Polly also suggests that the woman is trying to heal her troubled boyfriend. I do not see it in the letter, but I suspect that Polly is correct. Many women imagine that their love is some therapeutic that it can cure anything... and that if their boyfriends are not getting better the problem is that they are not loving them well enough.

Apparently,the letter writer has also read too many advice columns, and is trying to let her feelings guide her. She should know better. Sometimes her feelings tell her to stay. Sometimes they tell her to go. This tells us that feelings give mixed messages and are generally not reliable. It also tells us that, between her therapist and her beau, she is lost and afraid, alone with her feelings.

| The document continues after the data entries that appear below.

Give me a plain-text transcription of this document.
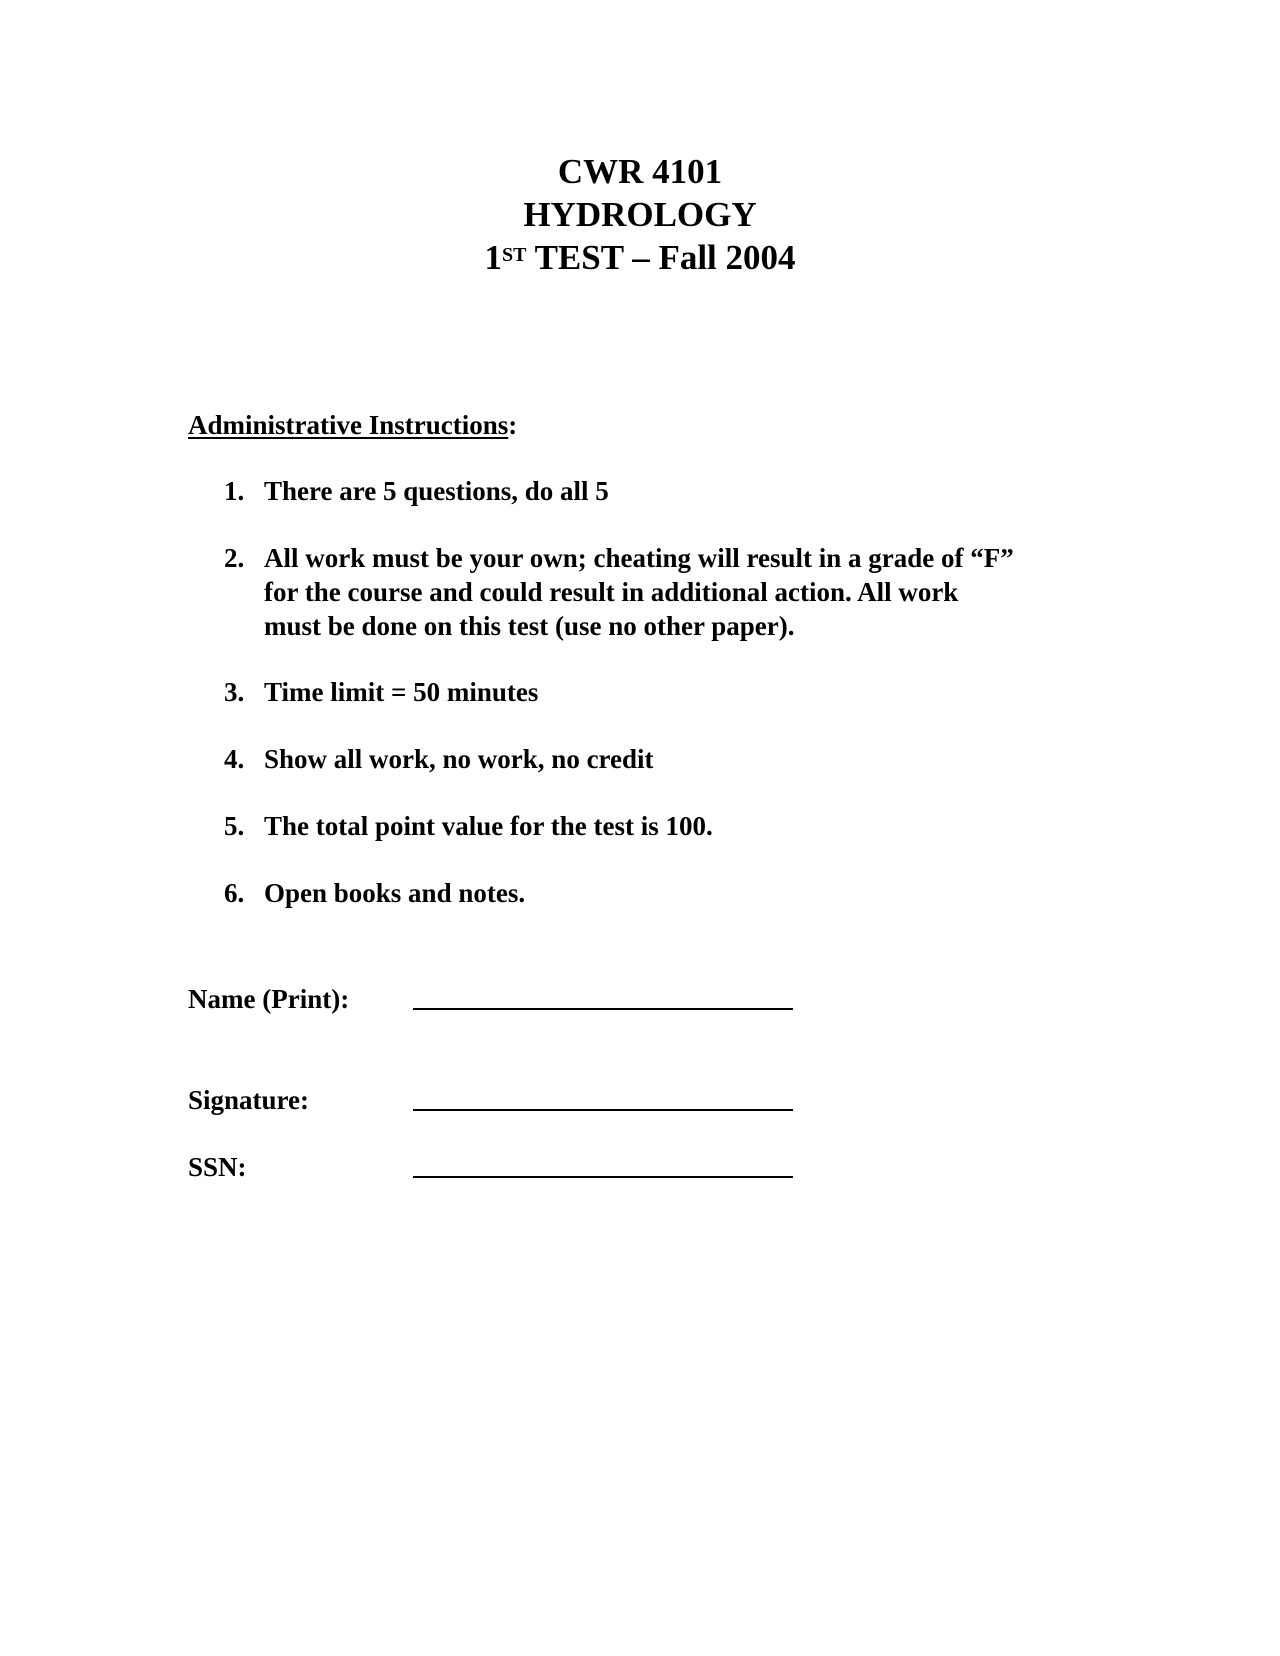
CWR 4101
HYDROLOGY
1ST TEST – Fall 2004
Administrative Instructions:
1. There are 5 questions, do all 5
2. All work must be your own; cheating will result in a grade of “F”
for the course and could result in additional action. All work
must be done on this test (use no other paper).
3. Time limit = 50 minutes
4. Show all work, no work, no credit
5. The total point value for the test is 100.
6. Open books and notes.
Name (Print):
Signature:
SSN:
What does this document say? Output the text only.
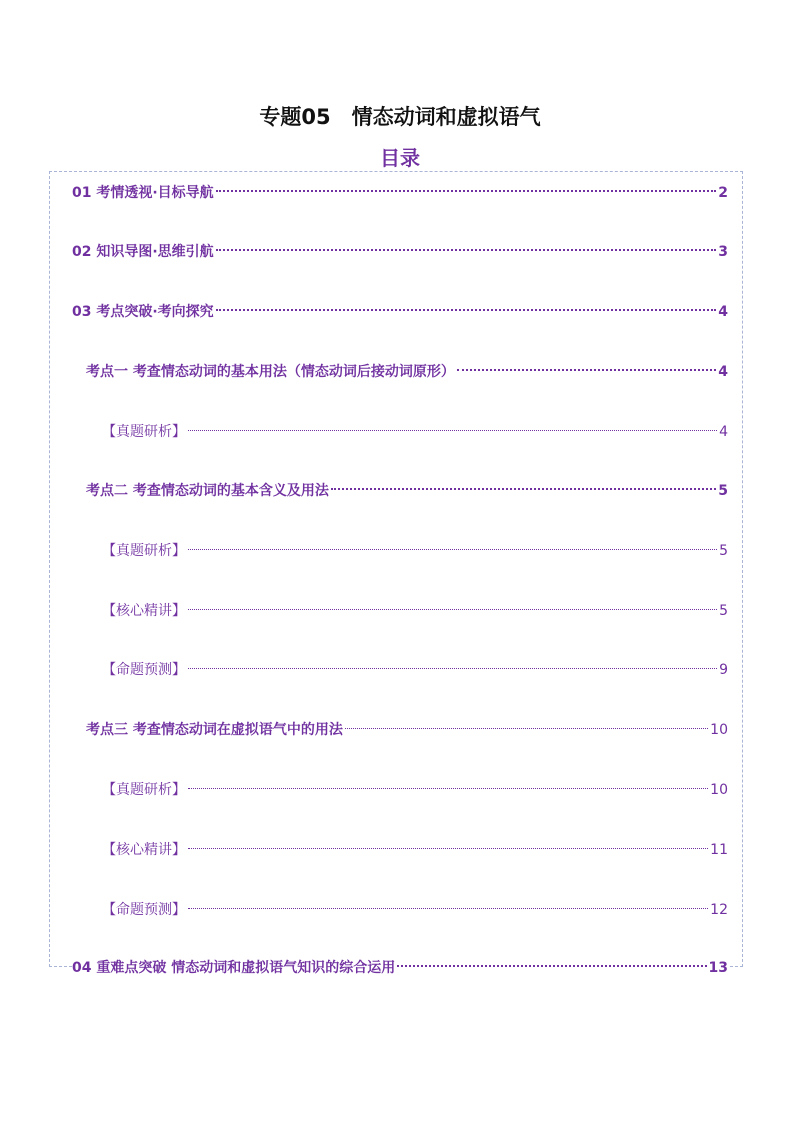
专题05　情态动词和虚拟语气
目录
01 考情透视·目标导航	2
02 知识导图·思维引航	3
03 考点突破·考向探究	4
考点一 考查情态动词的基本用法（情态动词后接动词原形）	4
【真题研析】	4
考点二 考查情态动词的基本含义及用法	5
【真题研析】	5
【核心精讲】	5
【命题预测】	9
考点三 考查情态动词在虚拟语气中的用法	10
【真题研析】	10
【核心精讲】	11
【命题预测】	12
04 重难点突破 情态动词和虚拟语气知识的综合运用	13
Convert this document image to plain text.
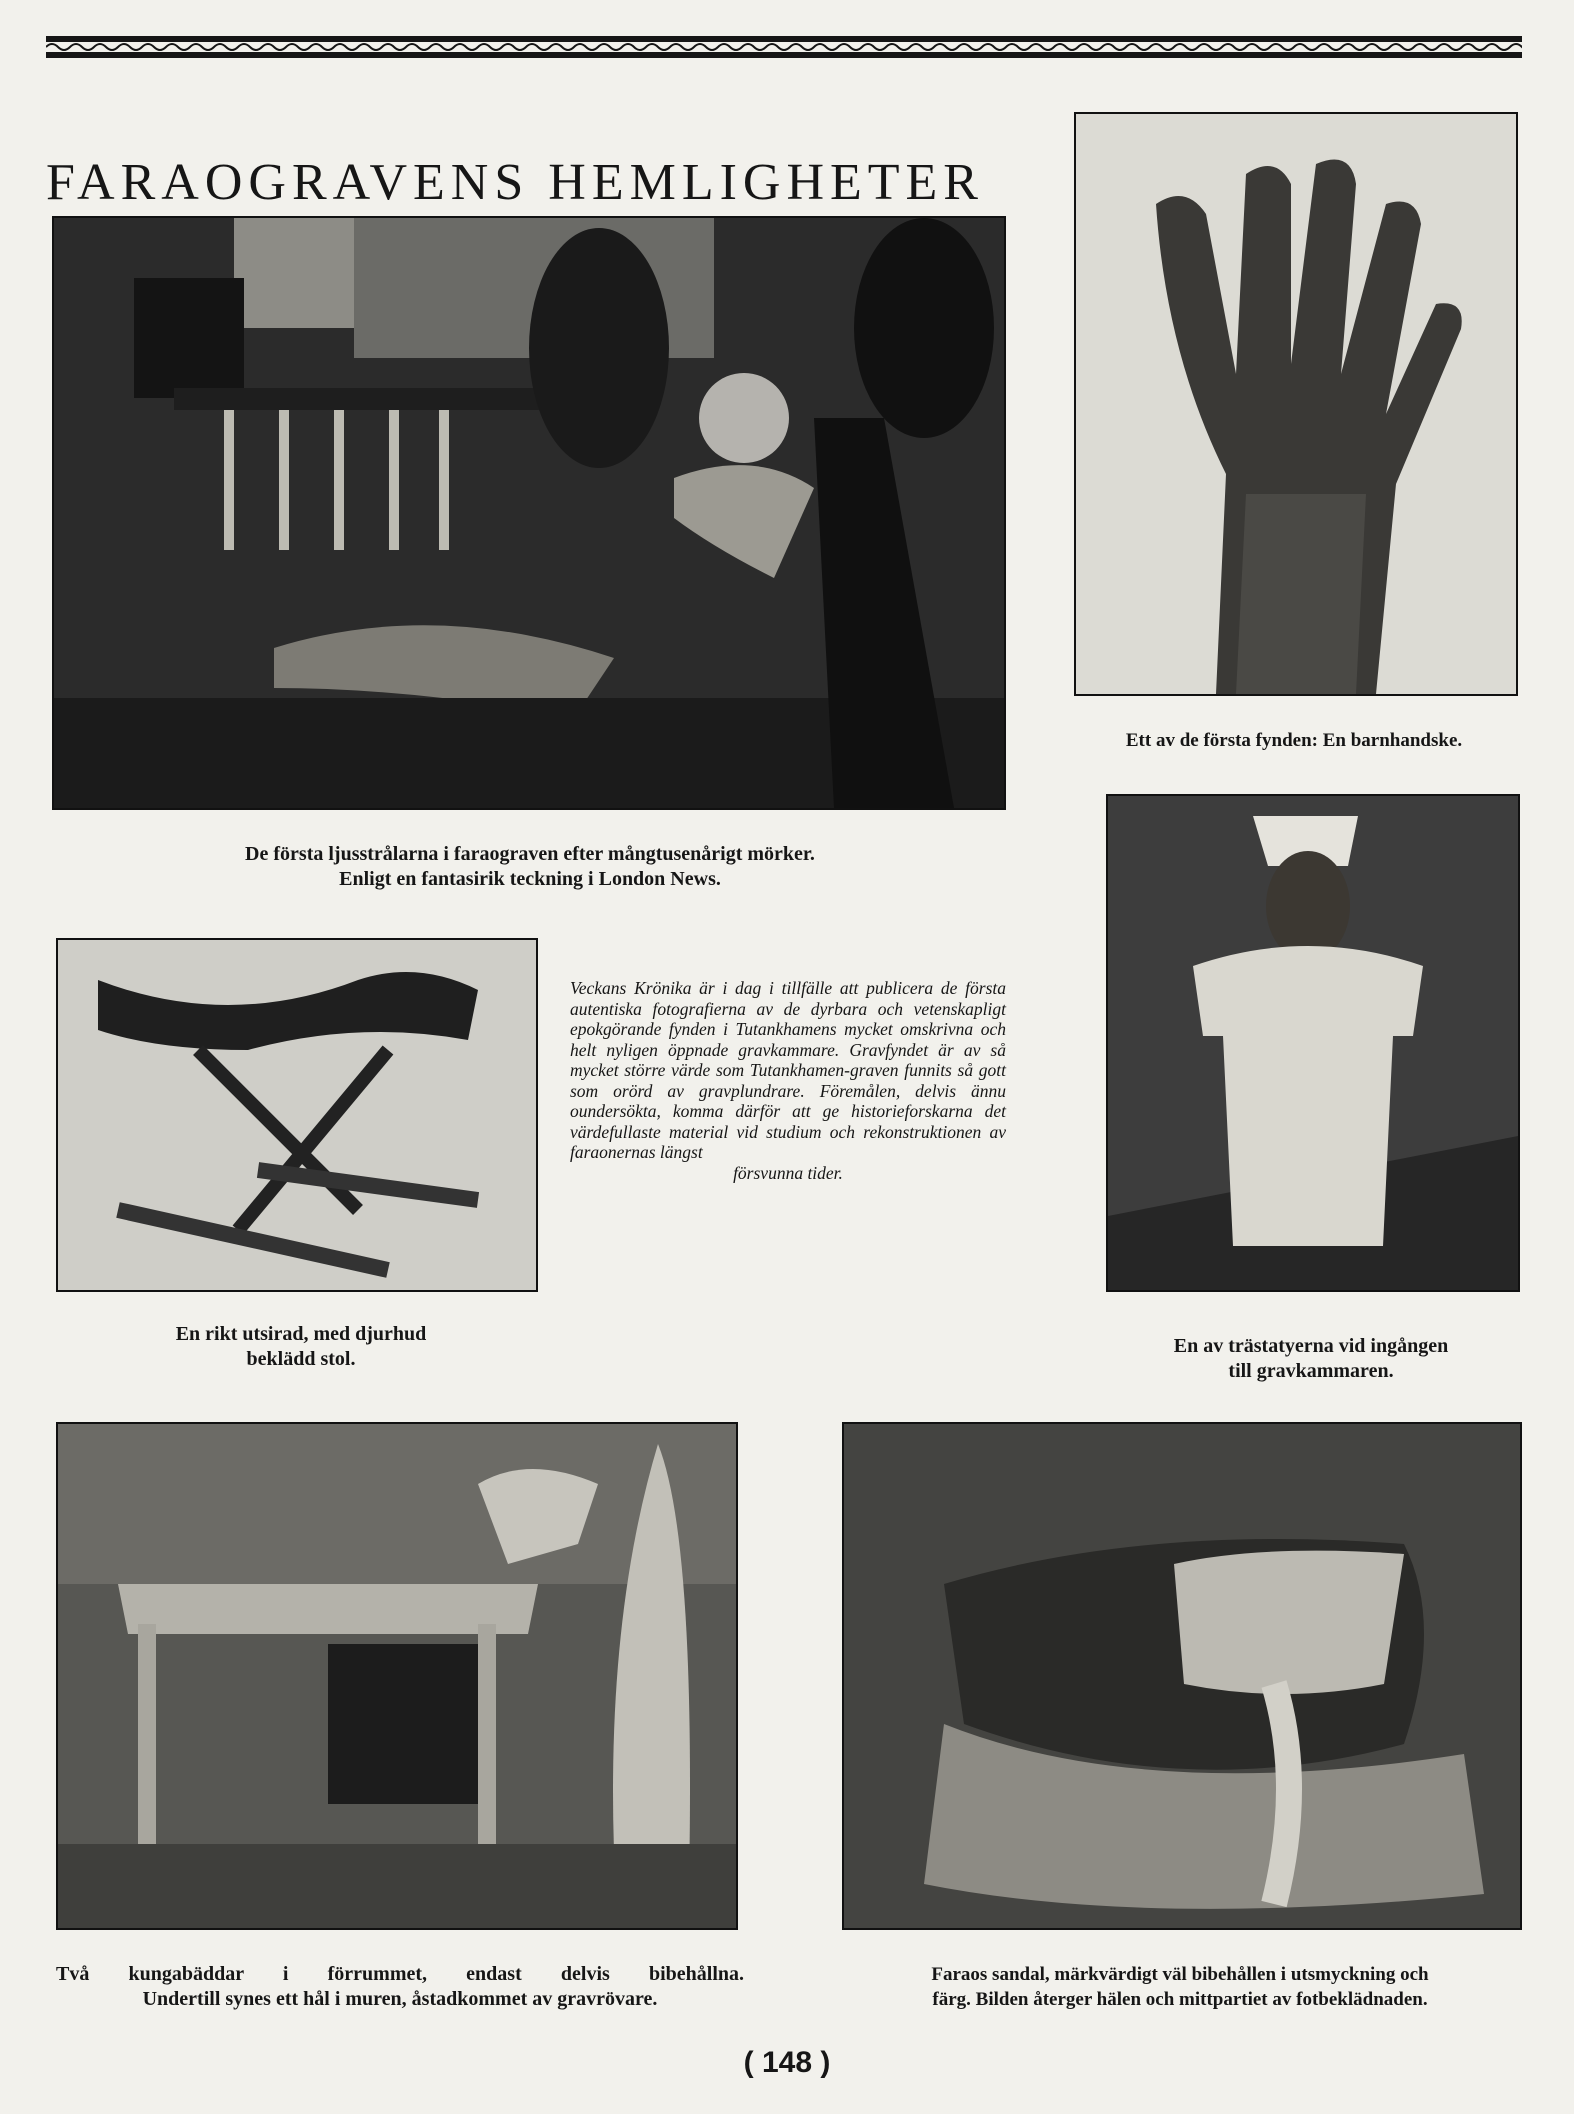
FARAOGRAVENS HEMLIGHETER
De första ljusstrålarna i faraograven efter mångtusenårigt mörker.
Enligt en fantasirik teckning i London News.
Ett av de första fynden: En barnhandske.
En rikt utsirad, med djurhud
beklädd stol.
En av trästatyerna vid ingången
till gravkammaren.
Två kungabäddar i förrummet, endast delvis bibehållna.
Undertill synes ett hål i muren, åstadkommet av gravrövare.
Faraos sandal, märkvärdigt väl bibehållen i utsmyckning och
färg. Bilden återger hälen och mittpartiet av fotbeklädnaden.
Veckans Krönika är i dag i tillfälle att publicera de första autentiska fotografierna av de dyrbara och vetenskapligt epokgörande fynden i Tutankhamens mycket omskrivna och helt nyligen öppnade gravkammare. Gravfyndet är av så mycket större värde som Tutankhamen-graven funnits så gott som orörd av gravplundrare. Föremålen, delvis ännu oundersökta, komma därför att ge historieforskarna det värdefullaste material vid studium och rekonstruktionen av faraonernas längst
försvunna tider.
( 148 )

We do not know whether her therapist has an opinion about whether she should stay or go. If the therapist has no opinion and acts as though it is all normal, or is what she deserves the letter writer should fire her therapist. We suspect that the boyfriend has not experienced therapy, but we would like to know more about his relationship with it.

You will have difficulty figuring out what is good and positive about this relationship. I offer the text of the letter, for your edification.

I never know when to stay or go. But for the first time in my life I feel a deep connection in a real relationship, and I hope you can shed some light on some healthy parameters for me.

I am 30 and in the second relationship of my life, the first and only following a “starter marriage” that ended a few years ago. I love this man deeply and dearly, but damn if he doesn’t hurt me all the time.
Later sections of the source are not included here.